Overstreet’s son, Jason had been paralyzed in a car wreck when he was 18. Overstreet is a CNA and had been accepted into the local LPN program. Instead of pursuing LPN training, she began nursing her son. At the time he was totally paralyzed.
“The nurses said, ‘You’ll never be able to take care of him,’” she recalled. “I said, ‘Oh yes I will!”
And she did. She said that she got him to the point where he had use of the upper half of his body. He got to the point where he was able to drive a car.
Then, on Oct. 7, 2011, he died. He was 27.
A few days later she discovered that somebody had placed large containers in three area businesses, two of them in the city, with typed labels that read, “Would you please help the family?” They purported to be collection points to help the family with Jason’s burial expenses. Overstreet found out about them when a relative, who works at one of the businesses, contacted her daughter. Overstreet went over to have a look.

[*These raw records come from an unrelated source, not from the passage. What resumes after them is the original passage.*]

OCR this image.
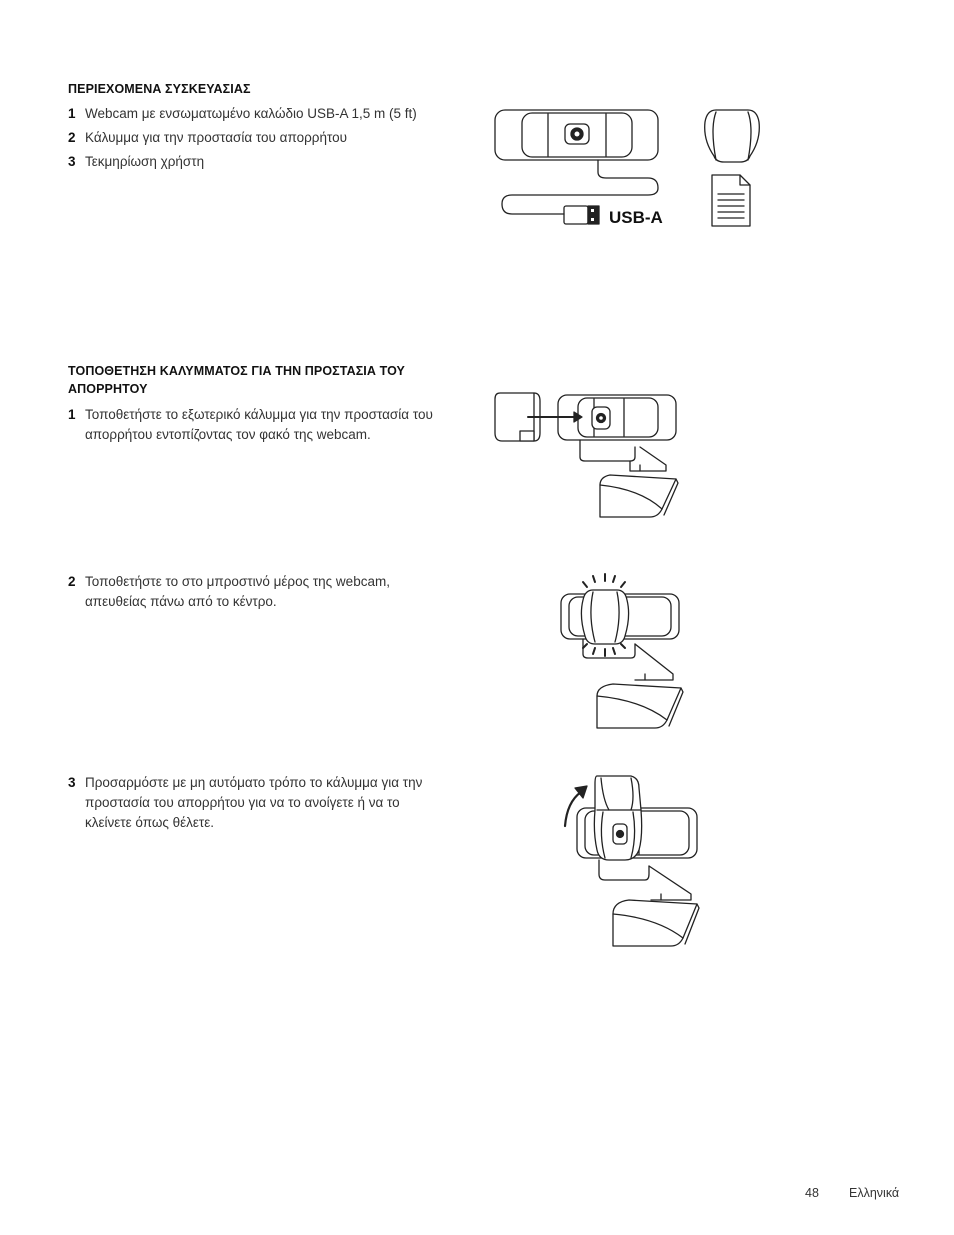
ΠΕΡΙΕΧΟΜΕΝΑ ΣΥΣΚΕΥΑΣΙΑΣ
1 Webcam με ενσωματωμένο καλώδιο USB-A 1,5 m (5 ft)
2 Κάλυμμα για την προστασία του απορρήτου
3 Τεκμηρίωση χρήστη
USB-A
ΤΟΠΟΘΕΤΗΣΗ ΚΑΛΥΜΜΑΤΟΣ ΓΙΑ ΤΗΝ ΠΡΟΣΤΑΣΙΑ ΤΟΥ ΑΠΟΡΡΗΤΟΥ
1 Τοποθετήστε το εξωτερικό κάλυμμα για την προστασία του απορρήτου εντοπίζοντας τον φακό της webcam.
2 Τοποθετήστε το στο μπροστινό μέρος της webcam, απευθείας πάνω από το κέντρο.
3 Προσαρμόστε με μη αυτόματο τρόπο το κάλυμμα για την προστασία του απορρήτου για να το ανοίγετε ή να το κλείνετε όπως θέλετε.
48 Ελληνικά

“I just about flipped out,” she said when she saw the container.
She called the police.
“I’m very pleased with city police,” she said. “He [Shannon Walker] did all he could do.”
A person was arrested and charged with placing the containers in the stores, but was found not guilty after appearing in court this summer, she said.
But somebody did it and none of the money put in the containers went to Jason Ovestreet’s family. Vickie Overstreet said that nobody knows what the person who placed the containers did with the money.
Overstreet said that discovering that somebody was exploiting her son’s death for their own benefit added to the pain she was feeling after his death.
There were other victims, including the people who own the businesses. Overstreet said that they were shocked when they found the containers were not legitimate.
Other victims were the people who put money in the containers, thinking they were helping somebody in need. She said that, although the business owners didn’t know exactly how much was being put in the containers, they could see that there was a lot of money, including $20 bills, in them.
Overstreet wants to warn people to beware of these collection cans. She said that she will never again put money in them.
“Even if I know the person, I’ll take the money to the person,” she said. “I’ll never drop a dime in a can.”